Roleplay in virtual worlds can and should be recognized as a new art form in its own right, on a par with—and even encompassing—the other seven arts described by Ricciotto Canudo. It is set on the stage of a roleplay region, of course, but includes the plastic arts in its use of 3D modeling; the graphic arts in photography, ‘textures’; style and fashion design in the outfits; architectural arts in the interior, exterior, and landscaping design, auditory arts in the immersive soundscapes using music, natural sounds, and others; and even choreography in the MOCAP animations and poses that move our avatars. Bear in mind that in a virtual world such as Second Life, all of these elements are created by the users themselves.

And to all this background, roleplayers add the literary element through the narrative and dialog we post, plus an improvisational dramatic or theatrical aspect as we move and interact like actors in an ongoing improvisational play. All these art forms come together in an opus magnum involving thousands of artists from around the globe, ranging from professionals to wannabees—ourselves included—in an immersive, collaborative mise-en-scène that evolves in real time before our eyes. In his contribution to the campaign “What Second Life Means to Me,” virtual worlds polymath Loki Elliot said:

I… studied art, then left college conflicted. I wanted to do it all, not have to specialize… When I stumbled upon the Second Life platform, I didn’t realize it straight away, but here was a place where all my creative interests—illustration, story-telling, gaming, 3D modeling, music—it all merged together, and with an audience to boot!

Some question whether virtual art is real, to which Croatian artist Eshi Otawara answers, ‘It’s not a non-existing universe. It’s there. It exists. If you just free yourself from that prejudice toward what’s virtual—that it’s not real—it will make you happy… Virtual artwork, just like physical artwork, stimulates the brain, so how much more real does it have to be?’ Zander Greene, a co-organizer of Fantasy Faire, adds, ‘The medium isn’t what makes it real; the experience it creates within me is what makes it real.’ And Second Life film-maker and documenter Draxtor Despres says:

Second Life to me is, simply put, like walking into the creative minds of other people… Many people assume Second Life is a videogame and that the avatars are non-player characters, but they’re not. They are digital extensions of the people who inhabit this world… Second Life… is proof that if you learn how to derive happiness from expressing yourself creatively, you will be happier in the long run, and that obviously reverberates back into the so-called ‘real world.’ Second Life empowers people who have never been told, ‘Hey, you’re a great artist, keep on going.’ People like that can now be at the table… The only thing that matters is what you contribute to this community, and that’s a beautiful thing. Actually, everything we do, even in real life, is roleplay, and we act like a different person in each role. We behave one way with our boss and another with our subordinates, one way with our spouse and another with our children, one way with our siblings or friends and another with our enemies. But we never say that it is ‘just’ roleplay; we call it real life.

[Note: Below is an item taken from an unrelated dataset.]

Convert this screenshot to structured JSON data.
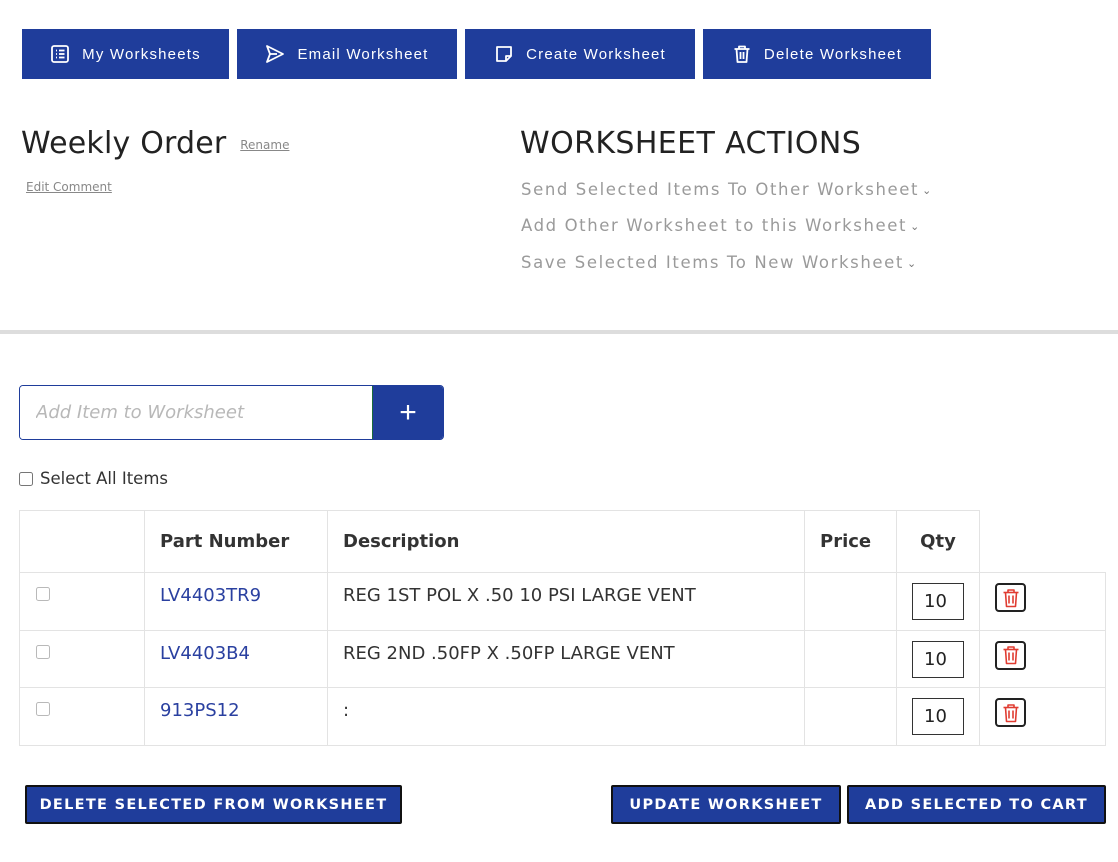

Granted, much of our art is impermanent, blown away by the winds of time like the brightly-colored sand mandalas fashioned by Tibetan Buddhist monks. It will only be experienced by its creators, and there’s nothing wrong with that. The greatest value of art resides in the process of creating and performing it, not in a finished product put on display. Nevertheless, this art has also transcended virtual worlds and been made available to the broader public in more permanent forms such as machinima and the LitRPG or RPG GameLit genres.

So let’s seek excellence in this art form—an excellence defined not as a final destination to which we can eventually arrive but as a process of continual improvement and ongoing perfecting of our craft.